Pope Innocent – virtually smothered –

standing on top of his throne,
a strain on his face,
attempting to keep his fingers

on his nose. He was squeezing hard,
trying to stifle the malodorous stench,
buried beneath stacks

of rubbish, empty drink cans,
the plastic packages of sweets,
ice-lollies, beer bottles, milk cartons.

Lost to sight the vermillion of his robes,
his red cap askew on his head,
the gold and white of throne and soutane

swamped in garish yellow, lurid greens,
the work of midnight oil, design teams
in high-rise offices, Milan, Chicago, London.

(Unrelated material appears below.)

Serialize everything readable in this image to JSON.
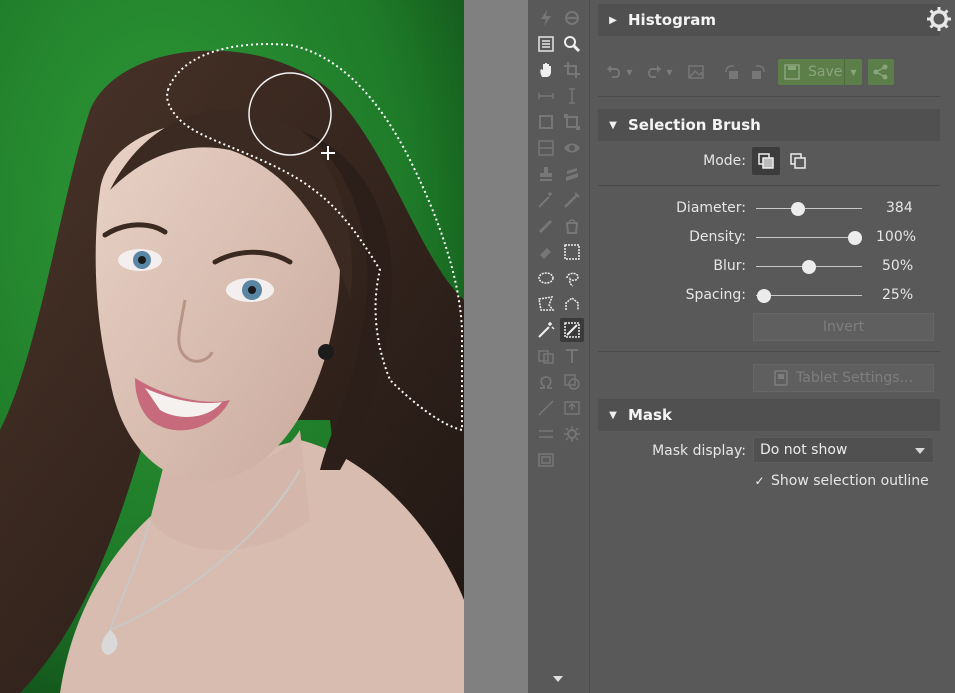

The news started to arrive in,
phone calls to Vienna confirmed,
Bruegel’s children were throwing

empty Coke cans around the town square,
racing down small hillocks of trash,
empty tetra packs of orange juice,

plastic egg cartons, old tyres,
petrol cans, broken doors, twisted
lines of reinforced steel from buildings

no longer required. The word
from Hamburg was the Wanderer
in the Sea of Fog was disorientated, lost.

Not in misty clouds
descended from mountains.
He had disappeared in the dull haze

that rises above an industrial scale
rubbish tip. He was down, gasping
for want of fresh air,

on top of some mountain peak
in a romantic valley. Now
he would be unable to find the path down;

piles of used clothes, jeans, fleeces, shoes;
the detritus of fast fashion, discarded
summer dresses, hats worn once at a wedding,

blouses for a season; sponges,
toothbrushes, floss. Nothing
had prepared him for this.

It was making the news in Washington.
The Madonna was last seen in the National Gallery,
holding her child above the litter,

her arms aching. At any moment
she’d see her child slip, to drown
in an ocean of discarded coffee cups, 

broken televisions, leaking batteries.